The guy who’d shot the video (who was of normal size) talked them through it, explaining that when a female sand tiger has mated, several fertilized egg capsules form in two separate wombs, developing rapidly into embryo sharks complete with teeth. In each womb, one shark fetus emerges as the strongest and then sets about murdering and devouring its brothers and sisters. Only these two are born, already well versed in the art of killing.
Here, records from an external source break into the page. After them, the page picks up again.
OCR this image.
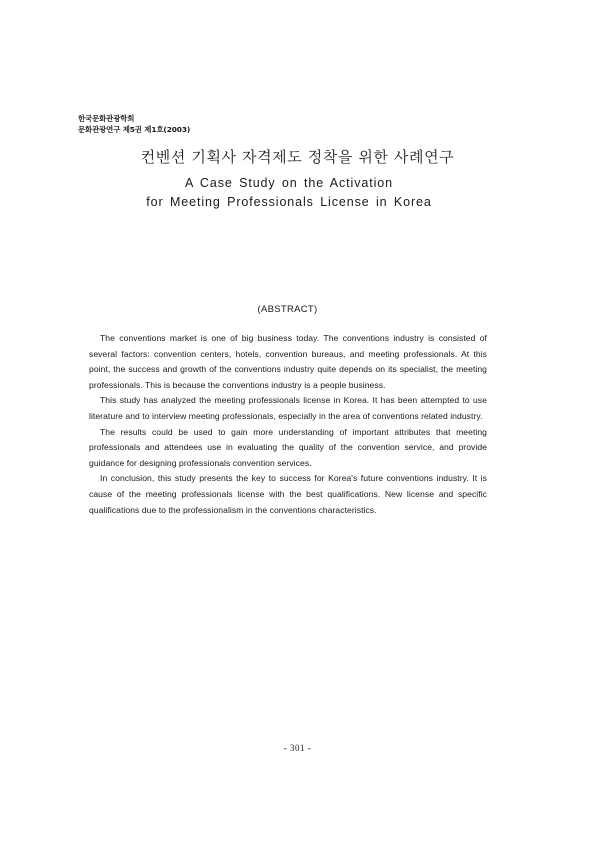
한국문화관광학회
문화관광연구 제5권 제1호(2003)
컨벤션 기획사 자격제도 정착을 위한 사례연구
A Case Study on the Activation
for Meeting Professionals License in Korea
(ABSTRACT)

The conventions market is one of big business today. The conventions industry is consisted of several factors: convention centers, hotels, convention bureaus, and meeting professionals. At this point, the success and growth of the conventions industry quite depends on its specialist, the meeting professionals. This is because the conventions industry is a people business.

This study has analyzed the meeting professionals license in Korea. It has been attempted to use literature and to interview meeting professionals, especially in the area of conventions related industry.

The results could be used to gain more understanding of important attributes that meeting professionals and attendees use in evaluating the quality of the convention service, and provide guidance for designing professionals convention services.

In conclusion, this study presents the key to success for Korea's future conventions industry. It is cause of the meeting professionals license with the best qualifications. New license and specific qualifications due to the professionalism in the conventions characteristics.

- 301 -
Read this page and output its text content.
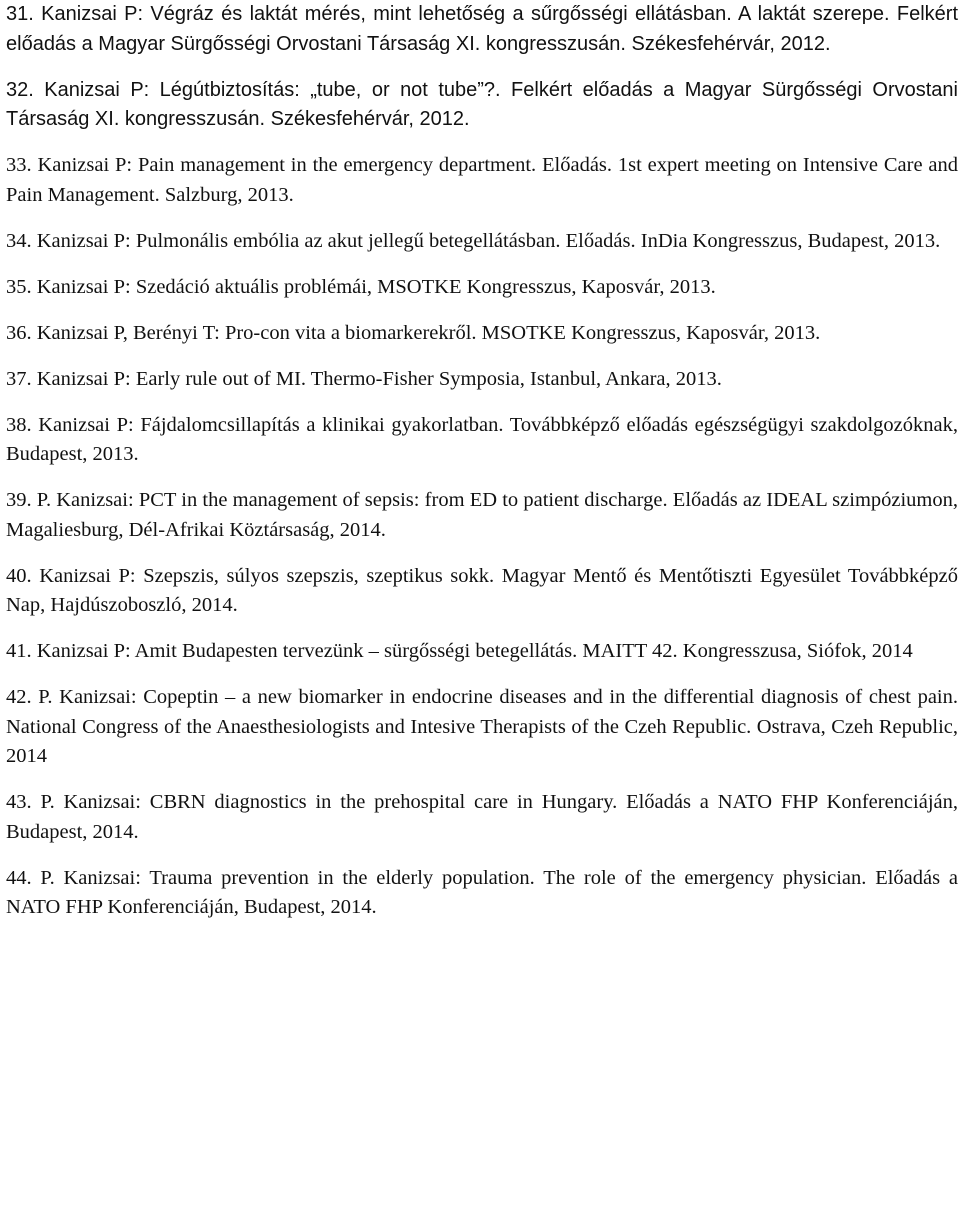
31. Kanizsai P: Végráz és laktát mérés, mint lehetőség a sűrgősségi ellátásban. A laktát szerepe. Felkért előadás a Magyar Sürgősségi Orvostani Társaság XI. kongresszusán. Székesfehérvár, 2012.

32. Kanizsai P: Légútbiztosítás: „tube, or not tube”?. Felkért előadás a Magyar Sürgősségi Orvostani Társaság XI. kongresszusán. Székesfehérvár, 2012.

33. Kanizsai P: Pain management in the emergency department. Előadás. 1st expert meeting on Intensive Care and Pain Management. Salzburg, 2013.

34. Kanizsai P: Pulmonális embólia az akut jellegű betegellátásban. Előadás. InDia Kongresszus, Budapest, 2013.

35. Kanizsai P: Szedáció aktuális problémái, MSOTKE Kongresszus, Kaposvár, 2013.

36. Kanizsai P, Berényi T: Pro-con vita a biomarkerekről. MSOTKE Kongresszus, Kaposvár, 2013.

37. Kanizsai P: Early rule out of MI. Thermo-Fisher Symposia, Istanbul, Ankara, 2013.

38. Kanizsai P: Fájdalomcsillapítás a klinikai gyakorlatban. Továbbképző előadás egészségügyi szakdolgozóknak, Budapest, 2013.

39. P. Kanizsai: PCT in the management of sepsis: from ED to patient discharge. Előadás az IDEAL szimpóziumon, Magaliesburg, Dél-Afrikai Köztársaság, 2014.

40. Kanizsai P: Szepszis, súlyos szepszis, szeptikus sokk. Magyar Mentő és Mentőtiszti Egyesület Továbbképző Nap, Hajdúszoboszló, 2014.

41. Kanizsai P: Amit Budapesten tervezünk – sürgősségi betegellátás. MAITT 42. Kongresszusa, Siófok, 2014

42. P. Kanizsai: Copeptin – a new biomarker in endocrine diseases and in the differential diagnosis of chest pain. National Congress of the Anaesthesiologists and Intesive Therapists of the Czeh Republic. Ostrava, Czeh Republic, 2014

43. P. Kanizsai: CBRN diagnostics in the prehospital care in Hungary. Előadás a NATO FHP Konferenciáján, Budapest, 2014.

44. P. Kanizsai: Trauma prevention in the elderly population. The role of the emergency physician. Előadás a NATO FHP Konferenciáján, Budapest, 2014.
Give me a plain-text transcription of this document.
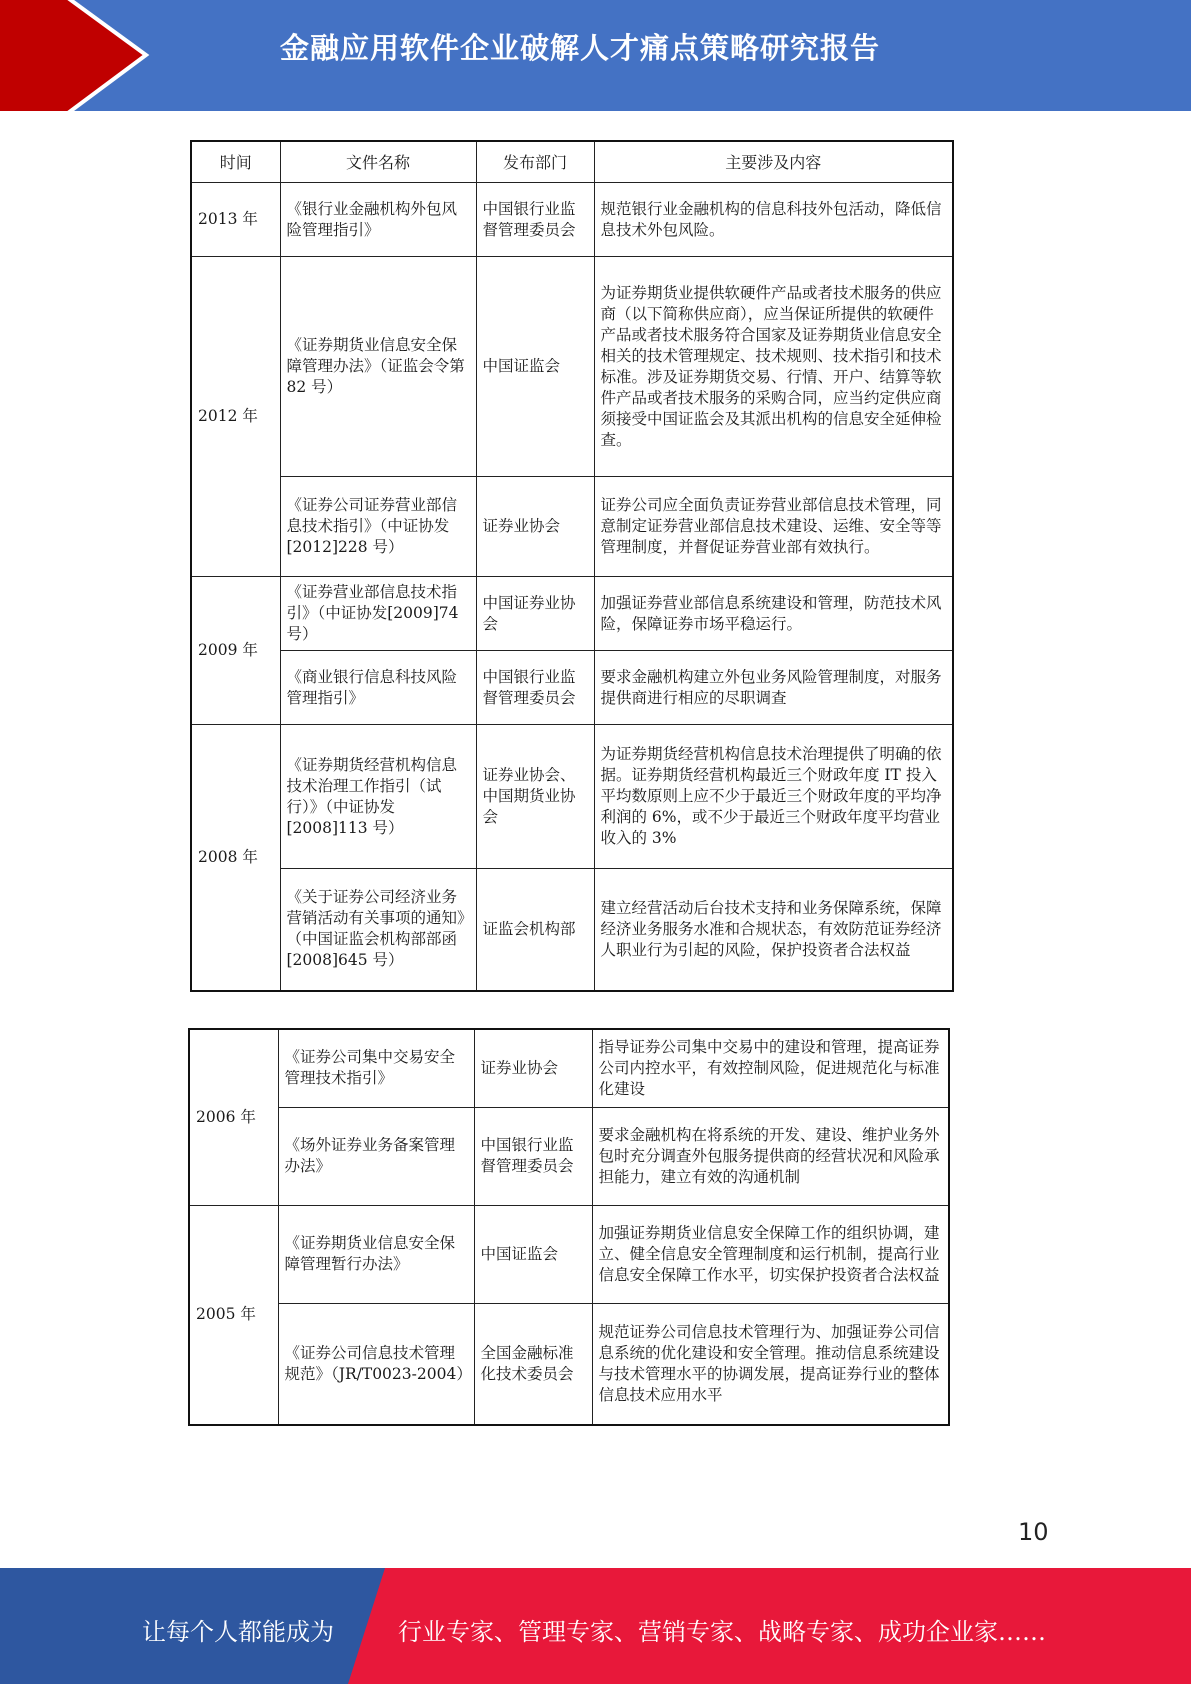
金融应用软件企业破解人才痛点策略研究报告
时间	文件名称	发布部门	主要涉及内容
2013 年	《银行业金融机构外包风险管理指引》	中国银行业监督管理委员会	规范银行业金融机构的信息科技外包活动，降低信息技术外包风险。
2012 年	《证券期货业信息安全保障管理办法》（证监会令第 82 号）	中国证监会	为证券期货业提供软硬件产品或者技术服务的供应商（以下简称供应商），应当保证所提供的软硬件产品或者技术服务符合国家及证券期货业信息安全相关的技术管理规定、技术规则、技术指引和技术标准。涉及证券期货交易、行情、开户、结算等软件产品或者技术服务的采购合同，应当约定供应商须接受中国证监会及其派出机构的信息安全延伸检查。
	《证券公司证券营业部信息技术指引》（中证协发[2012]228 号）	证券业协会	证券公司应全面负责证券营业部信息技术管理，同意制定证券营业部信息技术建设、运维、安全等等管理制度，并督促证券营业部有效执行。
2009 年	《证券营业部信息技术指引》（中证协发[2009]74 号）	中国证券业协会	加强证券营业部信息系统建设和管理，防范技术风险，保障证券市场平稳运行。
	《商业银行信息科技风险管理指引》	中国银行业监督管理委员会	要求金融机构建立外包业务风险管理制度，对服务提供商进行相应的尽职调查
2008 年	《证券期货经营机构信息技术治理工作指引（试行）》（中证协发[2008]113 号）	证券业协会、中国期货业协会	为证券期货经营机构信息技术治理提供了明确的依据。证券期货经营机构最近三个财政年度 IT 投入平均数原则上应不少于最近三个财政年度的平均净利润的 6%，或不少于最近三个财政年度平均营业收入的 3%
	《关于证券公司经济业务营销活动有关事项的通知》（中国证监会机构部部函[2008]645 号）	证监会机构部	建立经营活动后台技术支持和业务保障系统，保障经济业务服务水准和合规状态，有效防范证券经济人职业行为引起的风险，保护投资者合法权益
2006 年	《证券公司集中交易安全管理技术指引》	证券业协会	指导证券公司集中交易中的建设和管理，提高证券公司内控水平，有效控制风险，促进规范化与标准化建设
	《场外证券业务备案管理办法》	中国银行业监督管理委员会	要求金融机构在将系统的开发、建设、维护业务外包时充分调查外包服务提供商的经营状况和风险承担能力，建立有效的沟通机制
2005 年	《证券期货业信息安全保障管理暂行办法》	中国证监会	加强证券期货业信息安全保障工作的组织协调，建立、健全信息安全管理制度和运行机制，提高行业信息安全保障工作水平，切实保护投资者合法权益
	《证券公司信息技术管理规范》（JR/T0023-2004）	全国金融标准化技术委员会	规范证券公司信息技术管理行为、加强证券公司信息系统的优化建设和安全管理。推动信息系统建设与技术管理水平的协调发展，提高证券行业的整体信息技术应用水平
10
让每个人都能成为	行业专家、管理专家、营销专家、战略专家、成功企业家……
As he talked, the tiny endoscope camera traveled the glutinous pink caves and tunnels of the mother shark, like a Steadicam in a cheap horror movie. You could see a swilling soup of dead baby sharks but no sign of the infant from hell who’d killed them all. Then, at the far end of the womb, a yellow eye suddenly surfaced in the soup, looking right at the camera and a room full of case-hardened biologists screamed in unison. In the laughter that followed, Helen was embarrassed to find she had grabbed hold of Joel’s arm. She quickly let it go.